Note: If the article is on continuous pages put a dash (-) between the first and last page numbers. If the article appears on discontinuous page numbers, give all page numbers separated with commas between them.


Example:

Brody, J. E. (2007, December 11). Mental reserves keep brain agile. The New York Times. https://www.nytimes.com/2007/12/11/health/11iht-11brod.8685746.html

Note: This entry has no page numbers, so this information is left out of the citation.

In-Text Paraphrase:

(Author's Last Name, Year)

Example: (Brody, 2007)

In-Text Quote:

(Author's Last Name, Year, p. Page Number)

Example: (Brody, 2007)

Note: This entry has no page numbers, paragraph numbers, or section headings so this information is left out of the in-text citation.

Newspaper Article In Print

Author's Last Name, First Initial. Second Initial if Given. (Year of Publication, Month Day if Given). Title of article: Subtitle if any. Name of Newspaper, SectionPage.

Note: If the article is on continuous pages put a dash (-) between the first and last page numbers. If the article appears on discontinuous page numbers, give all page numbers separated with commas between them.


Example:

Schwartz, J. (1993, September 30). Obesity affects economic, social status. The Washington Post, A1, A4.

In-Text Paraphrase:

(Author's Last Name, Year)

Example: (Schwartz, 1993)

In-Text Quote:

(Author's Last Name, Year, p. Page Number)

Example: (Schwartz, 1993, A1)

Newspaper Article with an Unknown Author

Title of article: Subtitle if any. (Year of Publication, Month Day if Given). Name of Newspaper, SectionPage.

Note: If an author's name is not given, do not include an author in the citation; however, if the article is signed "Anonymous," then use "Anonymous" in place of the author's name. 


Example:

Get on board for train safety. (2012, June 17). The New York Times, A14.

In-Text Paraphrase:

("One two or three words from the title", Year)

Example: ("Get on board", 2012)

Note: Choose one or more words from the title, enough to clearly identify the article.

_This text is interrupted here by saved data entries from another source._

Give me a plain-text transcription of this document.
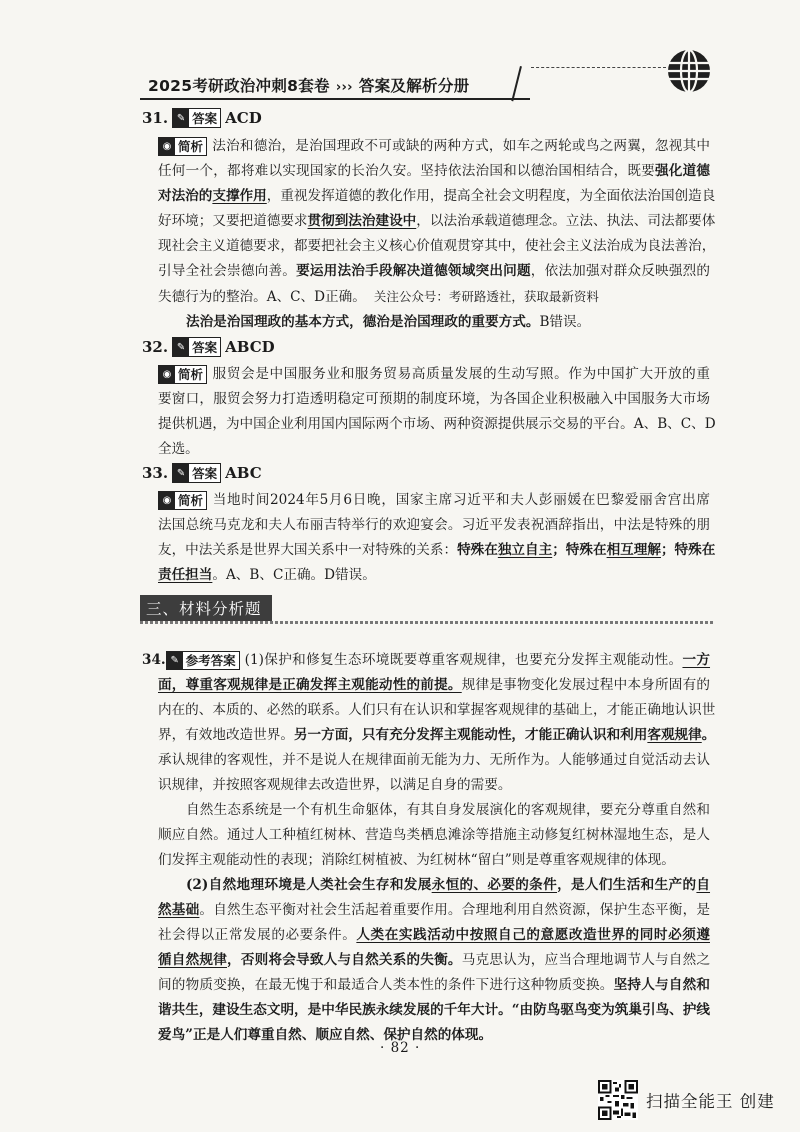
2025考研政治冲刺8套卷 ››› 答案及解析分册
31. ✎ 答案 ACD
◉ 简析 法治和德治，是治国理政不可或缺的两种方式，如车之两轮或鸟之两翼，忽视其中
任何一个，都将难以实现国家的长治久安。坚持依法治国和以德治国相结合，既要强化道德
对法治的支撑作用，重视发挥道德的教化作用，提高全社会文明程度，为全面依法治国创造良
好环境；又要把道德要求贯彻到法治建设中，以法治承载道德理念。立法、执法、司法都要体
现社会主义道德要求，都要把社会主义核心价值观贯穿其中，使社会主义法治成为良法善治，
引导全社会崇德向善。要运用法治手段解决道德领域突出问题，依法加强对群众反映强烈的
失德行为的整治。A、C、D正确。 关注公众号：考研路透社，获取最新资料
法治是治国理政的基本方式，德治是治国理政的重要方式。B错误。
32. ✎ 答案 ABCD
◉ 简析 服贸会是中国服务业和服务贸易高质量发展的生动写照。作为中国扩大开放的重
要窗口，服贸会努力打造透明稳定可预期的制度环境，为各国企业积极融入中国服务大市场
提供机遇，为中国企业利用国内国际两个市场、两种资源提供展示交易的平台。A、B、C、D
全选。
33. ✎ 答案 ABC
◉ 简析 当地时间2024年5月6日晚，国家主席习近平和夫人彭丽媛在巴黎爱丽舍宫出席
法国总统马克龙和夫人布丽吉特举行的欢迎宴会。习近平发表祝酒辞指出，中法是特殊的朋
友，中法关系是世界大国关系中一对特殊的关系：特殊在独立自主；特殊在相互理解；特殊在
责任担当。A、B、C正确。D错误。
三、材料分析题
34. ✎ 参考答案 (1)保护和修复生态环境既要尊重客观规律，也要充分发挥主观能动性。一方
面，尊重客观规律是正确发挥主观能动性的前提。规律是事物变化发展过程中本身所固有的
内在的、本质的、必然的联系。人们只有在认识和掌握客观规律的基础上，才能正确地认识世
界，有效地改造世界。另一方面，只有充分发挥主观能动性，才能正确认识和利用客观规律。
承认规律的客观性，并不是说人在规律面前无能为力、无所作为。人能够通过自觉活动去认
识规律，并按照客观规律去改造世界，以满足自身的需要。
自然生态系统是一个有机生命躯体，有其自身发展演化的客观规律，要充分尊重自然和
顺应自然。通过人工种植红树林、营造鸟类栖息滩涂等措施主动修复红树林湿地生态，是人
们发挥主观能动性的表现；消除红树植被、为红树林“留白”则是尊重客观规律的体现。
(2)自然地理环境是人类社会生存和发展永恒的、必要的条件，是人们生活和生产的自
然基础。自然生态平衡对社会生活起着重要作用。合理地利用自然资源，保护生态平衡，是
社会得以正常发展的必要条件。人类在实践活动中按照自己的意愿改造世界的同时必须遵
循自然规律，否则将会导致人与自然关系的失衡。马克思认为，应当合理地调节人与自然之
间的物质变换，在最无愧于和最适合人类本性的条件下进行这种物质变换。坚持人与自然和
谐共生，建设生态文明，是中华民族永续发展的千年大计。“由防鸟驱鸟变为筑巢引鸟、护线
爱鸟”正是人们尊重自然、顺应自然、保护自然的体现。
· 82 ·
扫描全能王 创建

Use double quotation marks around the words from a title of an article in the in-text citation.

In-Text Quote:

("One two or three words from the title", Year, Page Number)

Example: ("Get on board," A14)

Note: Choose one or more words from the title, enough to clearly identify the article. Use double quotation marks around the words from title of an article in the in-text citation.